Certains autres secteurs se révèlent plus prometteurs.
- Premièrement, les machines intermédiaires et pièces expédiées par rail ont un vrai potentiel de croissance. Elles ont d'ailleurs augmenté au premier semestre 2020. Par exemple, le volume des expéditions par fret ferroviaire des roulements à rouleaux était 6 fois supérieur à celui de l'année dernière. La reprise de l'activité manufacturière chinoise et un fret ferroviaire moins perturbé pendant la pandémie ont participé à ce phénomène. Bien que le taux de croissance des expéditions de pièces de machines intermédiaires par chemin de fer ralentisse depuis mai, la demande globale accrue dans ce secteur pourrait entraîner une augmentation constante de la demande en direction de l'Est.
- Deuxièmement, le commerce électronique transfrontalier florissant vers le marché chinois pourrait attirer davantage de volumes ferroviaires en direction de l'Est. Au premier semestre 2020, les importations chinoises issues du commerce électronique ont augmenté de 24,4%. Les pays européens sont parmi les plus grands fournisseurs des plates-formes chinoises. En 2018, six des dix principaux exportateurs vers le marché chinois du commerce électronique transfrontalier étaient des pays européens: Allemagne, Royaume-Uni, Pays-Bas, Suisse, Italie et France. On compte notamment parmi les marchandises très prisées le lait en poudre, les produits pour nourrissons et les cosmétiques. L'utilisation du fret ferroviaire pour faciliter le commerce électronique transfrontalier est un élément important du plan politique de la Chine pour stimuler son commerce extérieur, bien que cette politique puisse avoir plus d'impact sur le transport de fret vers l'ouest que vers l'est.
- Troisièmement, le transport ferroviaire frigorifique peut aussi accroître le volume d'expéditions vers l'Est, mais pas à court terme. D'un côté, la forte demande chinoise de viande et l’assouplissement récent de la réglementation russe sur l'expédition de produits alimentaires européens à travers son territoire constituent les conditions nécessaires et suffisantes pour une croissance potentielle de ce segment. Mais d'un autre côté, la Chine, la Corée du Sud et le Japon ont temporairement suspendu l'importation de porc allemand en raison de la peste porcine récemment détectée en Allemagne, deuxième exportateur de porc de l'UE vers la Chine en 2019.
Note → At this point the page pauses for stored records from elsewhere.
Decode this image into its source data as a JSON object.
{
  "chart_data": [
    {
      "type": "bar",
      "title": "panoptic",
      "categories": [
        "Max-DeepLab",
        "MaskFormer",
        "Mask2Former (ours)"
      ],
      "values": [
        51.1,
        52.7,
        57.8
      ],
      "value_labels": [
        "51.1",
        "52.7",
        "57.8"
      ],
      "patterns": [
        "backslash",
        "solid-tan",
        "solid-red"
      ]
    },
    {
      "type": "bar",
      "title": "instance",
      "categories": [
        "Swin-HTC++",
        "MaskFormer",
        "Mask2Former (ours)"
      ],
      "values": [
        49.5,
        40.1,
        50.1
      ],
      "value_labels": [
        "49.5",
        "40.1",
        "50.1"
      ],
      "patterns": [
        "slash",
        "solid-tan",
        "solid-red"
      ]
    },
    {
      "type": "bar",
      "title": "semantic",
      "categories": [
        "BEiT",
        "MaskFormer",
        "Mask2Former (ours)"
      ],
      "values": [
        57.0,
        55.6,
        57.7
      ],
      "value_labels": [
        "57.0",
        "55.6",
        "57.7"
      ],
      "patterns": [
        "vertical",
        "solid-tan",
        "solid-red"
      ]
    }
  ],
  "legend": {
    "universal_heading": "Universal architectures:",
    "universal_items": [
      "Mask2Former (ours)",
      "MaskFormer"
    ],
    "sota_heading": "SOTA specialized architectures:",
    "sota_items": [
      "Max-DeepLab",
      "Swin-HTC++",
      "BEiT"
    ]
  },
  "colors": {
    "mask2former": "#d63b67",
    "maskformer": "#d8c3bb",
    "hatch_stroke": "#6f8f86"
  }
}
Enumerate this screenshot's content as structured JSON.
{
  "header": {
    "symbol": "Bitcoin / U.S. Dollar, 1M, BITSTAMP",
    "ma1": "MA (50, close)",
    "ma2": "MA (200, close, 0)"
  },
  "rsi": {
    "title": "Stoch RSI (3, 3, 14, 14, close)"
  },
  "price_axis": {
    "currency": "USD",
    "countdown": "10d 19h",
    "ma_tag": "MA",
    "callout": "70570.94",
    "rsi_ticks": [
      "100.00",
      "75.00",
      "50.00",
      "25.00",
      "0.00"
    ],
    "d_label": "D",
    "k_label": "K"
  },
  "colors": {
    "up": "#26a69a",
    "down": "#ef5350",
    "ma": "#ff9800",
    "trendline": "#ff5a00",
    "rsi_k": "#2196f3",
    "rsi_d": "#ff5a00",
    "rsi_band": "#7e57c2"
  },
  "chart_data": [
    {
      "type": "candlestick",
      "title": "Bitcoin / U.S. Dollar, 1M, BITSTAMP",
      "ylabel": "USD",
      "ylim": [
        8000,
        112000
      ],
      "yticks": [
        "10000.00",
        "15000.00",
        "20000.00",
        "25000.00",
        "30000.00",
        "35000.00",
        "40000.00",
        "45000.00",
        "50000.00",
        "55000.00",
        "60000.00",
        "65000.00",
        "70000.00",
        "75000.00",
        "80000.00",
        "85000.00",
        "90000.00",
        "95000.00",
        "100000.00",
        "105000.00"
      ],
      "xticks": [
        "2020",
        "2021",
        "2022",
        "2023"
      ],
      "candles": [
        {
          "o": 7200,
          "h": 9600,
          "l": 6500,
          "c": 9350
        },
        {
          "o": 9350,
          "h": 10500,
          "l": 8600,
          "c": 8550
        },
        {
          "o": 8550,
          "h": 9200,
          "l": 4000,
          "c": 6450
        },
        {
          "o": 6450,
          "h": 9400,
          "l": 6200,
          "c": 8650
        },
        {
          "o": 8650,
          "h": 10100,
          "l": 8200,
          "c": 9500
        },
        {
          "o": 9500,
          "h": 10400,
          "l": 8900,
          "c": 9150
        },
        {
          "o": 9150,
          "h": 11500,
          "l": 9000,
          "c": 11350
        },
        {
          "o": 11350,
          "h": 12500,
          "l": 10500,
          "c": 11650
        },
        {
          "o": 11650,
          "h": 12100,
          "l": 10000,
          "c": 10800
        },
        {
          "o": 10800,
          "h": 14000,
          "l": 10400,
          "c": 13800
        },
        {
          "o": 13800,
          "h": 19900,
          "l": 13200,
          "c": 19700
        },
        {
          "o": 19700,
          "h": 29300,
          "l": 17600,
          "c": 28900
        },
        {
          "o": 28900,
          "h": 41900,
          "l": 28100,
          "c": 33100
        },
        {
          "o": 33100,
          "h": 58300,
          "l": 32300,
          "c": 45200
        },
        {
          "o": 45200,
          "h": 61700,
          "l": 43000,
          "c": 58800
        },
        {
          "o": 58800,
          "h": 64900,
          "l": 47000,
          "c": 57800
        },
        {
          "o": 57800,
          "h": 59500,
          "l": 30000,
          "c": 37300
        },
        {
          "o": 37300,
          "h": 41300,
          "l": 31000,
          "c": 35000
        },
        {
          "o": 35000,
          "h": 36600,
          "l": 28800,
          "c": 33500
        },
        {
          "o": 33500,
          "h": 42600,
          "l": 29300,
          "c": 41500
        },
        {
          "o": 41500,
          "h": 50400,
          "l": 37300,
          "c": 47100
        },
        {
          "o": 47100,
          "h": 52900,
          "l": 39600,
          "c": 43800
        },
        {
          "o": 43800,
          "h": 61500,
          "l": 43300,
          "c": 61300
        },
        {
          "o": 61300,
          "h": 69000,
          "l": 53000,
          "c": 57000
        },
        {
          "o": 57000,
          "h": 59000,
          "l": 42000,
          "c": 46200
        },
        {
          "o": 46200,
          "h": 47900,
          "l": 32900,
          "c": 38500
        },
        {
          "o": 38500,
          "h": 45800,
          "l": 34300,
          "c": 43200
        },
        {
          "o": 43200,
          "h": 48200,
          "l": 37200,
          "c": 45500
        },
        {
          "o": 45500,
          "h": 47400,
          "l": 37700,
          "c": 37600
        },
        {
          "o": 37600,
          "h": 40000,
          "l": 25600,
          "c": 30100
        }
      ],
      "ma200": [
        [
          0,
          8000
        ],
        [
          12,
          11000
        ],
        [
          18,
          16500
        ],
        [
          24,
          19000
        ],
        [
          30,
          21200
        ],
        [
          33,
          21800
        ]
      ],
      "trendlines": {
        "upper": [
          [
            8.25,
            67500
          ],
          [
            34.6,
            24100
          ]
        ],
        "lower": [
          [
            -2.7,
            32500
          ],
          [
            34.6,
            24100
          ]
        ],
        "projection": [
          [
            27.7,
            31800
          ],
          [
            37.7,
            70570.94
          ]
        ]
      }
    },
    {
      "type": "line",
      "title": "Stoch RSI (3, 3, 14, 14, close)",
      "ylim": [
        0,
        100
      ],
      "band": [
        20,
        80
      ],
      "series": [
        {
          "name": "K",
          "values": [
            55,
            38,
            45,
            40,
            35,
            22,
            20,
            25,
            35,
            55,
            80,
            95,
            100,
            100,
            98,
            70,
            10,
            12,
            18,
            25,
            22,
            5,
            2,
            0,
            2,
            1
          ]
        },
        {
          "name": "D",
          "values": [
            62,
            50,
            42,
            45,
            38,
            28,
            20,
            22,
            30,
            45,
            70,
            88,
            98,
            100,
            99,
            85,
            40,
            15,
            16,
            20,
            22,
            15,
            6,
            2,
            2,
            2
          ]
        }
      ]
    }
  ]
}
Bien entendu, un modèle d'expédition plus équilibré dans les deux sens ne peut être mis en place du jour au lendemain. En conséquence, d'autres stratégies ont été lancées pour remédier à la congestion en direction de l'ouest. Par exemple, l'UTLC ERA a instauré un tarif réduit pour l'expédition de conteneurs vides de 40 et 45 pieds vers l'est par des trains réguliers, dans l'espoir de réduire la pénurie de conteneurs pour le fret quittant la Chine. De plus, à partir de juillet, la Chine a lancé un projet pilote "port numérique" visant à améliorer le degré d'automatisation du fret ferroviaire.
[1] Calculé sur la base des données fournies par l'Administration nationale des chemins de fer chinois.